Tice, now 38, is a former Marine captain who fought in Iraq and Afghanistan. He was about to enter his final year at Georgetown Law School in 2012 when he went to Syria to work for the summer as a freelance journalist. He was reporting in Damascus when he was abducted, and he’s believed to be held by the Syrian government or allied forces.
The National Press Club Journalism Institute in Washington, along with the McClatchy Company and Tice’s parents, Debra and Marc Tice, initiated the mobilization in Congress on Monday. About 100 volunteers dispersed through House and Senate office buildings, trying to gain support for the letter to Trump.

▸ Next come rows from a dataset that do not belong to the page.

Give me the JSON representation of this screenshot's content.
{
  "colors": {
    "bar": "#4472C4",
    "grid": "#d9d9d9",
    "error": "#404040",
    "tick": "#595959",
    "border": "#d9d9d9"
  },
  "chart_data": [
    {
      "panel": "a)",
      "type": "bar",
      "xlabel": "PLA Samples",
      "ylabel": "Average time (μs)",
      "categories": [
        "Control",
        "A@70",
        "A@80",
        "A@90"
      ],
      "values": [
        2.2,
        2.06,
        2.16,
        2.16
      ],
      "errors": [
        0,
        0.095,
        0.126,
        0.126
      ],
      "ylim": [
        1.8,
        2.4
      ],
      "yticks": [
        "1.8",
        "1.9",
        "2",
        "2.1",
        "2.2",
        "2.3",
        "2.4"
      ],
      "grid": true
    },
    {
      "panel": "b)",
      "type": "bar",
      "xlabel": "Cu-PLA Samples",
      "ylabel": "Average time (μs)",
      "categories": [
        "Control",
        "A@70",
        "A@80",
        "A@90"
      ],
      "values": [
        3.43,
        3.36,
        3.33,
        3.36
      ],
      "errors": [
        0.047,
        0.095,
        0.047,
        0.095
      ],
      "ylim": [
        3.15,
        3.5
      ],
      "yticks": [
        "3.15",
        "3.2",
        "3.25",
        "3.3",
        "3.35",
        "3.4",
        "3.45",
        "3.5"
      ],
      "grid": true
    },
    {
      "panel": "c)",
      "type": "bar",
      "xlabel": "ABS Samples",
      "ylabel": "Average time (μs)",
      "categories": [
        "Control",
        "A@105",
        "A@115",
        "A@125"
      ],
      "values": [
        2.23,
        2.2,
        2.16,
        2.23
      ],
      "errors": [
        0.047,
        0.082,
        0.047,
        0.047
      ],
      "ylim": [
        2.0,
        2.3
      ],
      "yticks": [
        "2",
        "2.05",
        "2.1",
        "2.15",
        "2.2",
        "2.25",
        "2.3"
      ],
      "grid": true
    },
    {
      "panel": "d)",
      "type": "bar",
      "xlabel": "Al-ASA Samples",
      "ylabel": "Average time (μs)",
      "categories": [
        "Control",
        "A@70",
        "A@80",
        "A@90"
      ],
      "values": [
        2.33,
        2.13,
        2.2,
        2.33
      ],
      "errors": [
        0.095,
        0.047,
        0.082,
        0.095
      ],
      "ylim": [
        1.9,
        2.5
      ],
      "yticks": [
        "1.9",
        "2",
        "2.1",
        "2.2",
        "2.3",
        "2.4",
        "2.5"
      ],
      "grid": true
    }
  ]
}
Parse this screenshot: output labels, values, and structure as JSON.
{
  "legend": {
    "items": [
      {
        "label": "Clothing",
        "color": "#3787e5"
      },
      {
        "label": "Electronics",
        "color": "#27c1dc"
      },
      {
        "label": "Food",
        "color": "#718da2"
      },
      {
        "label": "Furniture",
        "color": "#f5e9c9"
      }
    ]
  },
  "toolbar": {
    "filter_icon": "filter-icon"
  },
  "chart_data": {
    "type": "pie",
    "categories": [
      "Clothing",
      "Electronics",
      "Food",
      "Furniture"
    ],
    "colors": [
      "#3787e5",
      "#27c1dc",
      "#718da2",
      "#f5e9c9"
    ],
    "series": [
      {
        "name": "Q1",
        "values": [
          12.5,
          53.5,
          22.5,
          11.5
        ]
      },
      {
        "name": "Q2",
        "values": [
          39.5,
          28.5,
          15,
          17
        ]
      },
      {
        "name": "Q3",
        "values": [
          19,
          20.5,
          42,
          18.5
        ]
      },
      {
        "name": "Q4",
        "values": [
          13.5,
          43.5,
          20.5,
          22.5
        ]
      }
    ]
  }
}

The volunteers included fellow journalists, high school and college students, as well as people who knew Tice from Boy Scouts, his military service and law school, Debra Tice said in a statement.
Fifty-two senators and 121 House members signed the letter. It was led by Sens. John Cornyn, R-Texas; Patty Murray, D-Wash.; and Reps. Eliot Engel, D-N.Y.; Michael McCaul, R-Texas; and Al Green, D-Texas.
“We urge you to make Austin’s immediate and safe return a priority,” the letter reads.
After seven years of their son’s captivity, the Tices have found new reason to be hopeful. Trump recently named Robert O’Brien, his chief hostage negotiator, as his new national security adviser. O’Brien has worked on Tice’s case and has said he believes Tice is still alive.
“We are very happy to see him now in a position of more authority and influence to continue to push efforts for Austin’s release,” Marc Tice told Stars and Stripes.